No matter what the interviewer asks you (within reason), don't allow yourself to become annoyed, put off or antagonized.

A VP of Engineering at a Fortune 100 summed it up very well: "You either believe in yourself or you don't. Successful people believe in themselves... and will never be intimidated. They understand business and engineering issues... they know what drives their company. They are astute, and relaxed explaining their skills... because they are confident about their abilities. This guy, who was definitely qualified, was easily bruised... he could never adjust to us."

Have a spouse or friend interview you (with a list of anticipated questions, also found on our site), and critique your responses for content, sincerity and general presentation. Ask them to provide both positive and negative feedback, so that you can fine tune your presentation. Ask them to watch for uncomfortable body language and hesitation.

An objective that you must never lose sight of... you are there to get the offer.
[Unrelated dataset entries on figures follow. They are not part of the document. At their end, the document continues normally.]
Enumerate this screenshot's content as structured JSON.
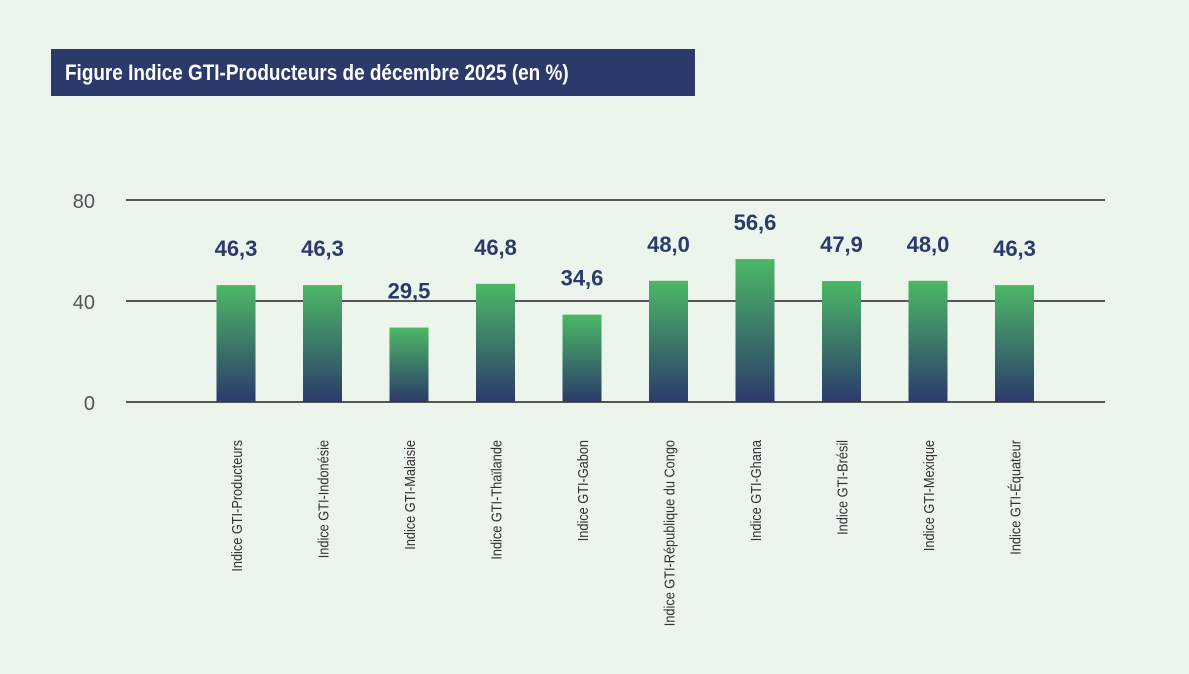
{
  "chart_data": {
    "type": "bar",
    "title": "Figure Indice GTI-Producteurs  de décembre 2025 (en %)",
    "categories": [
      "Indice GTI-Producteurs",
      "Indice GTI-Indonésie",
      "Indice GTI-Malaisie",
      "Indice GTI-Thaïlande",
      "Indice GTI-Gabon",
      "Indice GTI-République du Congo",
      "Indice GTI-Ghana",
      "Indice GTI-Brésil",
      "Indice GTI-Mexique",
      "Indice GTI-Équateur"
    ],
    "values": [
      46.3,
      46.3,
      29.5,
      46.8,
      34.6,
      48.0,
      56.6,
      47.9,
      48.0,
      46.3
    ],
    "data_labels": [
      "46,3",
      "46,3",
      "29,5",
      "46,8",
      "34,6",
      "48,0",
      "56,6",
      "47,9",
      "48,0",
      "46,3"
    ],
    "yticks": [
      "0",
      "40",
      "80"
    ],
    "ytick_values": [
      0,
      40,
      80
    ],
    "ylim": [
      0,
      80
    ],
    "grid": true,
    "colors": {
      "bar_top": "#4cb866",
      "bar_bottom": "#2b3a6b",
      "title_bg": "#2b3a6b",
      "label": "#2b3a6b"
    }
  }
}
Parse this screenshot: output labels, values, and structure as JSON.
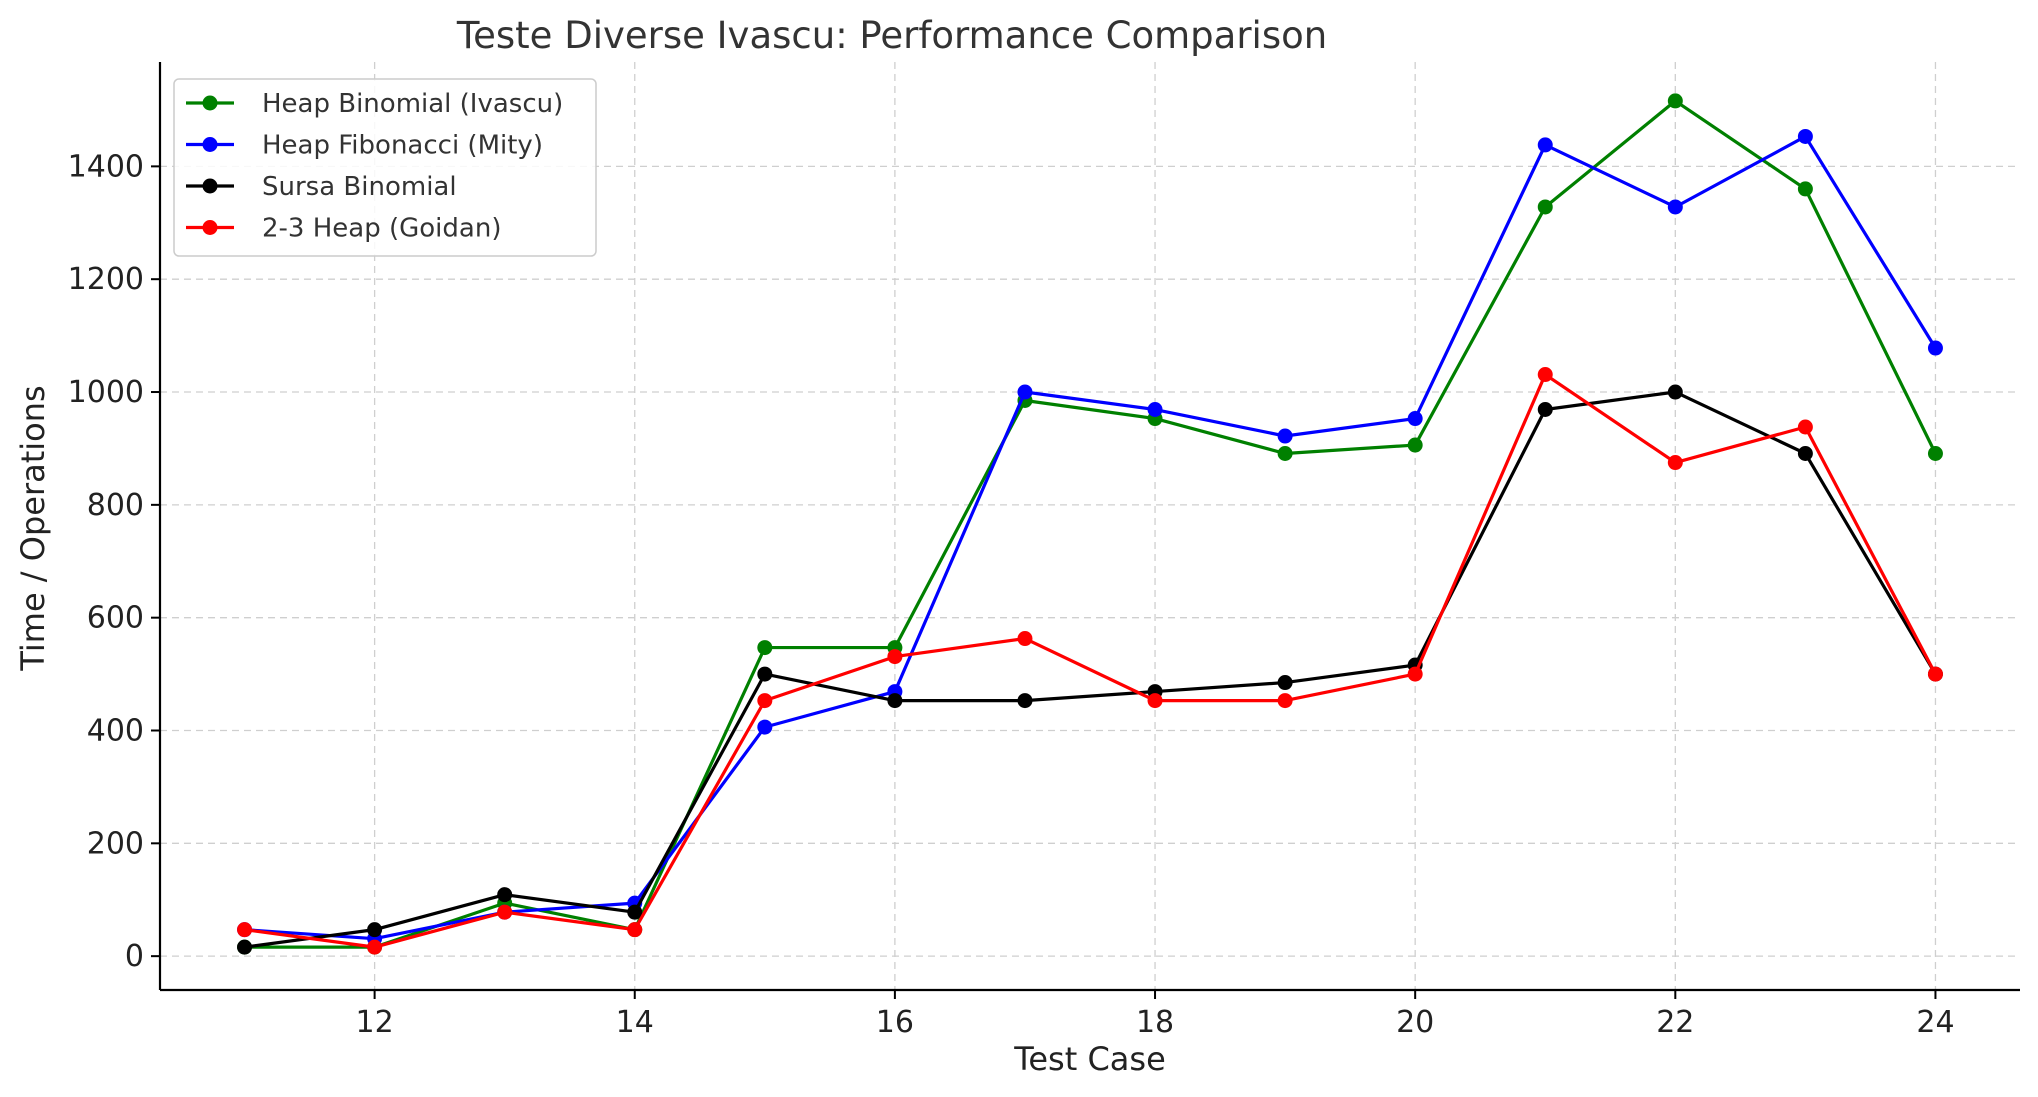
{
  "chart_data": {
    "type": "line",
    "title": "Teste Diverse Ivascu: Performance Comparison",
    "xlabel": "Test Case",
    "ylabel": "Time / Operations",
    "x": [
      11,
      12,
      13,
      14,
      15,
      16,
      17,
      18,
      19,
      20,
      21,
      22,
      23,
      24
    ],
    "xlim": [
      10.35,
      24.65
    ],
    "ylim": [
      -60,
      1585
    ],
    "xticks": [
      12,
      14,
      16,
      18,
      20,
      22,
      24
    ],
    "yticks": [
      0,
      200,
      400,
      600,
      800,
      1000,
      1200,
      1400
    ],
    "grid": true,
    "legend_position": "upper-left",
    "series": [
      {
        "name": "Heap Binomial (Ivascu)",
        "color": "#008000",
        "values": [
          16,
          16,
          94,
          47,
          547,
          547,
          985,
          953,
          891,
          906,
          1328,
          1516,
          1360,
          891
        ]
      },
      {
        "name": "Heap Fibonacci (Mity)",
        "color": "#0000ff",
        "values": [
          47,
          31,
          78,
          94,
          406,
          469,
          1000,
          969,
          922,
          953,
          1438,
          1328,
          1453,
          1078
        ]
      },
      {
        "name": "Sursa Binomial",
        "color": "#000000",
        "values": [
          16,
          47,
          109,
          78,
          500,
          453,
          453,
          469,
          485,
          516,
          969,
          1000,
          891,
          500
        ]
      },
      {
        "name": "2-3 Heap (Goidan)",
        "color": "#ff0000",
        "values": [
          47,
          16,
          78,
          47,
          453,
          531,
          563,
          453,
          453,
          500,
          1031,
          875,
          938,
          500
        ]
      }
    ]
  }
}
Even if the description doesn't sound that appealing, you should sell yourself thoroughly, because total scope and responsibilities can (and usually do) change after you have convinced the hiring manager that you're their benchmark candidate.


Before you leave, find out what the next step is in their hiring cycle. When can you expect to hear from them? Do they need anything more from you?

Thank them for their time, and let them know you're interested in moving forward. Make it clear that you are interested in the opportunity. Never assume that they think you are. A manager is not going to prepare an offer if he thinks it will be declined. You don't get another chance - reconfirm your interest and availability... and ask for the offer.

One manager commented "We liked him, but he never once pushed us for the offer. That was a fatal error in our opinion." The candidate thought it was "to aggressive and presumptuous", the manager preceived it as lack of interest. This is important repeating: always ask for the offer.

Small talk (when leaving the interview) will impact their decision. Use this time to provide one last positive comment - that will help them make an informed decision to extend an offer to you.

If you have other pending offers, let them know that you are under time constraits to begin making decisions.

You can't retract anything you do or say in the interview. You want them to remember significant and positive information that will result in an offer.